男儿郎保家卫国征战沙场,怎轮得到这个迂腐文人轻易贬低?
君双双放眼看去,一个青年男人正被众人包围着,趾高气扬地说:“他这种匹夫,整日打打杀杀,哪有我们读书论道来的风雅。众位说是不是啊?”
这青年男人平日里似乎很受吹捧,话音刚落就有人奉承他。
“子衿兄说的极是!那等莽汉怎么配与子衿兄相提并论!”
“子衿兄实乃我辈之楷模!”
王子衿矜傲地扬起头,却听到楼上朗声道:“楼下的可是我朝文官?”
王子衿抬头看去,是个清新俊逸的少年郎。
“不是。”王子衿傲慢地开口:“不过我是国子监的学生。”
“哦?”君双双挑挑眉,“我听阁下的言论,还以为你已经进了紫荆阁,名列八大贤臣之中了呢。”
还没等王子衿回答,底下的人就迫不及待地跳出来辩驳。
“你这小子!你知道什么!”
来人指指王子衿,“这位可是正三品光禄大夫王大人的嫡子。”
他拱拱手,满脸崇拜:“年纪轻轻就过了乡试,写的诗更是连国子监学士都说好,进入朝堂还不是指日可待?”
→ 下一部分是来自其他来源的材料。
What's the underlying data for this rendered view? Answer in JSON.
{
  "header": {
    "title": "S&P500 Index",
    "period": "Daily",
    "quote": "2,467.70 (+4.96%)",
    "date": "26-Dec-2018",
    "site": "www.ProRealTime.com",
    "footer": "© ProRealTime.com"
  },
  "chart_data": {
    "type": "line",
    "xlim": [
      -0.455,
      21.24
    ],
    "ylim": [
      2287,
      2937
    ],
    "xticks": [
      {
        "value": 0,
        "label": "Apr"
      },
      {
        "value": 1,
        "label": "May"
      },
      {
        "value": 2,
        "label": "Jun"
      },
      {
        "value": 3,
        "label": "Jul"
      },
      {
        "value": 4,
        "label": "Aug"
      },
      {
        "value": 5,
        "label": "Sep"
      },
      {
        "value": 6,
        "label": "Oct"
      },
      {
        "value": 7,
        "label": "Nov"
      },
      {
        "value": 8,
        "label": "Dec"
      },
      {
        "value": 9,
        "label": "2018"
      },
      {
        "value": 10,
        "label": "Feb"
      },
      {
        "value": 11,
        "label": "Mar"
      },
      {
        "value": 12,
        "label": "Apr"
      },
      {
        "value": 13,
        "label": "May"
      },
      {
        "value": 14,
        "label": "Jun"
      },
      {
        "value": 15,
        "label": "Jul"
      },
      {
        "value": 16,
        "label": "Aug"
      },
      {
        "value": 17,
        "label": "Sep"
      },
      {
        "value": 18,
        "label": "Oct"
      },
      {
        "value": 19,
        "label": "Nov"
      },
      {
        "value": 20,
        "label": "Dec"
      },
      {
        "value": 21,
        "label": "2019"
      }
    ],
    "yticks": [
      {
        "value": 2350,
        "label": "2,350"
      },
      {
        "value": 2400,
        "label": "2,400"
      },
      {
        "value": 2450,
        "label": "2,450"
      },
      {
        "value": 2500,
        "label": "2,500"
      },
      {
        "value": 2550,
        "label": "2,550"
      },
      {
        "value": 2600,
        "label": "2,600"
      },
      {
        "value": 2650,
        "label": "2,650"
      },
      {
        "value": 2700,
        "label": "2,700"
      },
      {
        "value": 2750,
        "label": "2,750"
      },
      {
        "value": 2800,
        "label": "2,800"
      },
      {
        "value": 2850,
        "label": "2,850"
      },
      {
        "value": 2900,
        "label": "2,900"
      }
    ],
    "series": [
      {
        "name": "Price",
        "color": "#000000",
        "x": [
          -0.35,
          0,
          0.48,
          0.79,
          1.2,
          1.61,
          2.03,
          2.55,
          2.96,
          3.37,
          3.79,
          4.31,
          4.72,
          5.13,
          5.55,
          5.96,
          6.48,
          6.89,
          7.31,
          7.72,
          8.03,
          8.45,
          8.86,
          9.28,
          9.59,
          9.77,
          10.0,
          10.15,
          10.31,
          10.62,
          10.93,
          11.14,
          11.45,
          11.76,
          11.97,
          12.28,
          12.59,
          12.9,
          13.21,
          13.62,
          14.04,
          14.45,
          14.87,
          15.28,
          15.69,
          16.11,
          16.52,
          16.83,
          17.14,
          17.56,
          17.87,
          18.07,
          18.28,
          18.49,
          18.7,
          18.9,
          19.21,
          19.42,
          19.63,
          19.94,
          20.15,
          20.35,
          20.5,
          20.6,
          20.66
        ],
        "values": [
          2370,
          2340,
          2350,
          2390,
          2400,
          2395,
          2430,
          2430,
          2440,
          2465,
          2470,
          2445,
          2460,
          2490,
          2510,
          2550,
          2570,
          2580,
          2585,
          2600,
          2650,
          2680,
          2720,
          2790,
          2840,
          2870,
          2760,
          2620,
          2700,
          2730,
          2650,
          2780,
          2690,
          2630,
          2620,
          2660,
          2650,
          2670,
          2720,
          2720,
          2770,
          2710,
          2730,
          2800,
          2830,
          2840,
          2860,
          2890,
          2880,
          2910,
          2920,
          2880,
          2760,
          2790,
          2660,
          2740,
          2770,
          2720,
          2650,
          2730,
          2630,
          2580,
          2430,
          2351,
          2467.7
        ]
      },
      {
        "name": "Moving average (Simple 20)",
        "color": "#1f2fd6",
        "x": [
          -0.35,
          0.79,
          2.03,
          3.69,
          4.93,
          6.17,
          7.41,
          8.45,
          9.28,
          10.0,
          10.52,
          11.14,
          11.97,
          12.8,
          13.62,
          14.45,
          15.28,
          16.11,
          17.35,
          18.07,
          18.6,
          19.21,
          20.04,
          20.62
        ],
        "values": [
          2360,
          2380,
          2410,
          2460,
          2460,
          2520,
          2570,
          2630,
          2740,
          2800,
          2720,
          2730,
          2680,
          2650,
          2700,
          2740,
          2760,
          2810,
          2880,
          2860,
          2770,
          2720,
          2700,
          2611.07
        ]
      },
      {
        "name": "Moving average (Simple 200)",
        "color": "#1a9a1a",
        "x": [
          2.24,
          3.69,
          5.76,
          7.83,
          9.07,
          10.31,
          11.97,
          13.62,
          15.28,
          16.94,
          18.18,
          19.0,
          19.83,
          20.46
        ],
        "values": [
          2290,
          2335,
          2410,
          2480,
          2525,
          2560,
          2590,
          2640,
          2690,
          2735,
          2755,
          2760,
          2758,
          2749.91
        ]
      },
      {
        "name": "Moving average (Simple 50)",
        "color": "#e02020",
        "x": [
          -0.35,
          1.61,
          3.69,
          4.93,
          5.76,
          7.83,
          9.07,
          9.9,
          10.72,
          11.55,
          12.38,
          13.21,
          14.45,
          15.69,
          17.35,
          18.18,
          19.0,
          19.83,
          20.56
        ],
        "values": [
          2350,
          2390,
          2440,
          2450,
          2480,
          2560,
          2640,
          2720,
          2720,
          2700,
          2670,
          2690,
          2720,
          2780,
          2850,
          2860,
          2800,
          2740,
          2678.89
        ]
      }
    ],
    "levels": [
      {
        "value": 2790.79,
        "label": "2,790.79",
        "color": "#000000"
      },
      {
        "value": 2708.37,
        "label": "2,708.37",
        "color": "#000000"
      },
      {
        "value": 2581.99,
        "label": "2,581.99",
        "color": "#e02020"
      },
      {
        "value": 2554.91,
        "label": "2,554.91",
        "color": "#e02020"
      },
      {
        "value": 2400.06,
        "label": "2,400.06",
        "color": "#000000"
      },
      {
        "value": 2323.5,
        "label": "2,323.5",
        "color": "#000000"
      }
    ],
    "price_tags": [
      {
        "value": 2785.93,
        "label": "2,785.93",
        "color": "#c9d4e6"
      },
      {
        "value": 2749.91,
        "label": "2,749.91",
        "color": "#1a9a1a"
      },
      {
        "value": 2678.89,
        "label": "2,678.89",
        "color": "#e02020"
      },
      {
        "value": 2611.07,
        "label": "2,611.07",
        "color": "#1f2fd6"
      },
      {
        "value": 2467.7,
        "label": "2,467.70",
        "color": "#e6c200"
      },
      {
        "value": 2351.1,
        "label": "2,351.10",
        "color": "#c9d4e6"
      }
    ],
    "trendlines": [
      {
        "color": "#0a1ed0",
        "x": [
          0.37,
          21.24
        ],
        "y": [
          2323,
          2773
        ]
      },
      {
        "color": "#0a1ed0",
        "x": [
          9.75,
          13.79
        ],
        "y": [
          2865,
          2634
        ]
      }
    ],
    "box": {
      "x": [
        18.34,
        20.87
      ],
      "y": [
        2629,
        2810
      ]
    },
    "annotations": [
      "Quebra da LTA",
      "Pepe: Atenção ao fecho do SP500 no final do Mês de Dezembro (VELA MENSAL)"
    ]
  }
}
君双双转向王子衿:“果然是少年才俊,只是不知道你父亲知不知道,你大庭广众之下侮辱朝廷命官?”
王子衿气结,他父亲当然不知道。
纵然他私底下再贬低林子桉,他官位在那里,父亲一直对林子桉多有避让,哪敢招惹?
他无非是说给底下的人听,发泄一下自己的不满罢了。
“我的事情,哪轮得到你在这质疑,你算个什么东西?”
王子衿气急败坏地开口。
达官贵人的后代他多少见过,这人脸生,想来是没什么地位的。
得罪便得罪了。
君双双笑着说:“既然是精通诗文,要不我们便比一比?”
“比什么?吟诗作对?”王子衿鼻孔出气。
他自认吟诗作对胜于旁人,这人竟然还想和他比试。
不过也好,这人三番五次拿话挤兑他,他自然要让他当中出丑。
“比些简单的吧,免得说我欺负你。就以月亮做题,我们各作诗一首,让这儿的人来评判到底谁优谁劣,怎么样?”
“当然可以。”
两方都各自占了个一边,对着作诗。
王子衿苦思冥想,终于想出来一首以前做过的诗。
三下五下将它题在纸,心道:这首诗连老师都说,是我近几年做的最好的一首,就不信对面的能赢过我。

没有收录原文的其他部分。